Le Théâtre de la Dame de Coeur : De fil en aiguille
Scène

Le Théâtre de la Dame de Coeur : De fil en aiguille

Le Théâtre de la Dame de Coeur fête ses trente ans, trente ans d’exploration artistique, de créations audacieuses et de travail ardu. Rencontre avec Richard Blackburn, son fondateur.

À l’entrée du village, une pancarte annonce fièrement: "150 ans, et ça continue!" Devant nos yeux, les champs s’étalent à perte de vue, les petites maisons parsèment çà et là le paysage.

Ici, c’est Upton, une petite ville située à quelque 80 km de Montréal. Quelqu’un a rendu célèbre un jour le cliché voulant que c’est dans les petits pots qu’on trouve les meilleurs onguents. Si on applique ce stéréotype à Upton, on affirmera sans conteste qu’ici, l’onguent, c’est le réputé Théâtre de la Dame de Coeur. Derrière cette compagnie, un homme passionné par son art: Richard Blackburn. Il y a trente ans, il fondait son théâtre de marionnettes géantes… à Montréal. Deux ans plus tard, poussé par son amour de la nature, il emmenait sa troupe à Upton: "On est parti dans l’autre sens! Alors que tout le monde s’en allait vers la ville, nous avions cette folie de venir en région pour trouver une autre façon de pratiquer notre métier. Nous avons trouvé ce site complètement abandonné, fantomatique… un rêve! Alors, nous l’avons squatté. Pendant dix ans. Dix ans qu’on a passés à se définir sur le plan artistique, à préciser notre vision, et surtout, à convaincre les gouvernements que c’était vraiment intéressant de développer ici un espace de recherche différent de ce qui se fait dans les grandes villes. Finalement, nous avons réussi à obtenir de l’aide et leur soutien. Et c’est comme ça que, comme dirait Garneau, petit pétant, on avance dans l’temps."

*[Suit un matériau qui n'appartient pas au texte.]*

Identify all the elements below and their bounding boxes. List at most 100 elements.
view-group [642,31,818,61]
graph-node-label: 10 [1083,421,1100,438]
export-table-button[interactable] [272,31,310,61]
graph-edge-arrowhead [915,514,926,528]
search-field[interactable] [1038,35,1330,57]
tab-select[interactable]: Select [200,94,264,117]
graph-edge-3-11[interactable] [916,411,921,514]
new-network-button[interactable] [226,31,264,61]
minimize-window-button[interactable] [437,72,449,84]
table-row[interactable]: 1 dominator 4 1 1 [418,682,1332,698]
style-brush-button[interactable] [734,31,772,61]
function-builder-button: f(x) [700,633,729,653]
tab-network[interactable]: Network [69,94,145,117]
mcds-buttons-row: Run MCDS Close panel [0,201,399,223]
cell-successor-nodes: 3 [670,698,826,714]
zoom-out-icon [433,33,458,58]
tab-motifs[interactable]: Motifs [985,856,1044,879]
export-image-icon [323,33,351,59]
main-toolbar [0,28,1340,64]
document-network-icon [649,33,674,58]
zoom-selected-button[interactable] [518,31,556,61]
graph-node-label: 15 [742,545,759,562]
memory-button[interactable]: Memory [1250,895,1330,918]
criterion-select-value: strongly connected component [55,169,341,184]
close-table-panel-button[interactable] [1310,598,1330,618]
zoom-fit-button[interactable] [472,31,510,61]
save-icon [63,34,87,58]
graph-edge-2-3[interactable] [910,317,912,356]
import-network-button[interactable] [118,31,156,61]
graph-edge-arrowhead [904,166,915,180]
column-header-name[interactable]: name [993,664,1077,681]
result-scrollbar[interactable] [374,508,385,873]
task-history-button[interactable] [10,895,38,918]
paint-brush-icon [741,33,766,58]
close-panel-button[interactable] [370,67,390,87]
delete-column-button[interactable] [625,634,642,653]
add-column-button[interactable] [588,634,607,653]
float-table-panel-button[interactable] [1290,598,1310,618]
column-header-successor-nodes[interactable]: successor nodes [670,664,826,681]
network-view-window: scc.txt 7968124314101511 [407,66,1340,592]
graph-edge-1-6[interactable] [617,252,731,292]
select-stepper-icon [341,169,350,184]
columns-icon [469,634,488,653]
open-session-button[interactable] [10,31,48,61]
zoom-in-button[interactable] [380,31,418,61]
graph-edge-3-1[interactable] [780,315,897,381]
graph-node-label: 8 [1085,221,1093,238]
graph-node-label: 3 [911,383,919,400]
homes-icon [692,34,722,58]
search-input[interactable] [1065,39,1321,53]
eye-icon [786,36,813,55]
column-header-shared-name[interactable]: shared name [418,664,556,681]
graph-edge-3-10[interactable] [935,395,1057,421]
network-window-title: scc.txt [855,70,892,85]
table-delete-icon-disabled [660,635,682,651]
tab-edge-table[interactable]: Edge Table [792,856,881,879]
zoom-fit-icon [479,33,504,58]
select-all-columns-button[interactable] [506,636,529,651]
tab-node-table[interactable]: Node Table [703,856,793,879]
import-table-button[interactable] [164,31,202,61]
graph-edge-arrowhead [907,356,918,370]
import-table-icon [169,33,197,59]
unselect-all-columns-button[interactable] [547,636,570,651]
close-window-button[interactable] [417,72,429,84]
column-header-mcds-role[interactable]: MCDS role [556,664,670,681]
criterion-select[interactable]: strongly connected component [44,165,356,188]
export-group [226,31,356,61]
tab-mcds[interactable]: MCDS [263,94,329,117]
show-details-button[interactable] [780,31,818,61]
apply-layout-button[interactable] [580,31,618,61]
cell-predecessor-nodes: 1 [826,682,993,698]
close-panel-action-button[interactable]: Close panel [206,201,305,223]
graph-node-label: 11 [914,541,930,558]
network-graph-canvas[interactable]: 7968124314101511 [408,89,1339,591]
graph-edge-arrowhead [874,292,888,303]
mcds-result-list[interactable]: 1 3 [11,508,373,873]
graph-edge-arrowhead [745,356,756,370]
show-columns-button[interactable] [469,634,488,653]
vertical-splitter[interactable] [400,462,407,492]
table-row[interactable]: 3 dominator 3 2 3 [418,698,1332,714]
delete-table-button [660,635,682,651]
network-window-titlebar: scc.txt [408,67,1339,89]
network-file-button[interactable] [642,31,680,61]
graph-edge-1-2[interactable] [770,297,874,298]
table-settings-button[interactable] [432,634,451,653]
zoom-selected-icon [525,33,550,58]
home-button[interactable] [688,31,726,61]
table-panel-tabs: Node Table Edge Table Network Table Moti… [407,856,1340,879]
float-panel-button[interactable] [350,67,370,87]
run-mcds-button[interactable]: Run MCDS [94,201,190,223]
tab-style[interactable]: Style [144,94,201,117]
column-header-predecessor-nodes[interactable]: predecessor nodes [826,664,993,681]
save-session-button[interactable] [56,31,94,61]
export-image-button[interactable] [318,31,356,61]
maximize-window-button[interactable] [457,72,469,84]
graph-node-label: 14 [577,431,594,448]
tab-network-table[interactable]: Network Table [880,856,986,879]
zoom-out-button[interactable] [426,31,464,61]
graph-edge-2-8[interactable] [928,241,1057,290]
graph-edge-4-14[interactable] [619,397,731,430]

Longtemps isolé sur les terres de son site magnifique, le Théâtre de la Dame de Coeur s’est soudain vu propulsé sur la scène internationale, il y a de cela six ans. Japon, Chine, Singapour, Mexique… Le tour du monde, quoi. Ce qui, bien sûr, a poussé certains à reprocher gentiment à la troupe de se la jouer Guy Laliberté et cie. Une critique à laquelle Blackburn s’oppose farouchement: "Comme tout le monde, nous sommes en admiration devant la magnificence du Cirque du Soleil. Mais nous n’avons pas la vision d’affaires d’une multinationale. Nous sommes fondamentalement des artisans." N’empêche que leur travail fascine, principalement sur le continent asiatique. La Dame de Coeur n’a nul besoin de chercher à s’expatrier: ce sont les autres qui viennent la chercher.

Ce fut le cas des Japonais qui ont traversé l’océan afin d’inviter la troupe à prendre part à l’Exposition Universelle d’Aichi en 2005: "En regardant nos présentations sur vidéos, ils ont affirmé que nous avions une façon de faire qui n’était pas citadine. Quand nous leur avons dit que nous étions installés en pleine campagne, ils ont voulu vérifier nos propos. Ils sont venus chez nous et ont compris que c’était vrai!"

Selon Blackburn, cette proximité de la nature influence grandement la troupe: "C’est ce qui nous entraîne vers la métaphore, l’allégorie. Ici, on ne verra jamais Le Petit Prince ou Les légendes du Québec. Nous explorons des histoires neuves pour donner vie à des personnages neufs." Il faut dire que dans la compagnie, la capacité de production est spectaculaire: la durée de vie des productions est de deux ans. Dès qu’un nouveau spectacle de la Dame de Coeur prend l’affiche, les préparatifs commencent pour le suivant. Cette année, c’est le second, et donc dernier été de La chambre des rêves, un conte qui plonge le spectateur dans l’univers onirique d’une petite fille clouée sur un lit d’hôpital. Dans ce spectacle émouvant et étonnant, les marionnettes, dont deux possèdent la voix de Sylvie Léonard, et un comédien (touchant Georges Molnar) prennent possession d’une scène encerclant complètement le public. Le résultat est empli de poésie et de rêve… Blackburn, lui, rêve déjà à la prochaine production.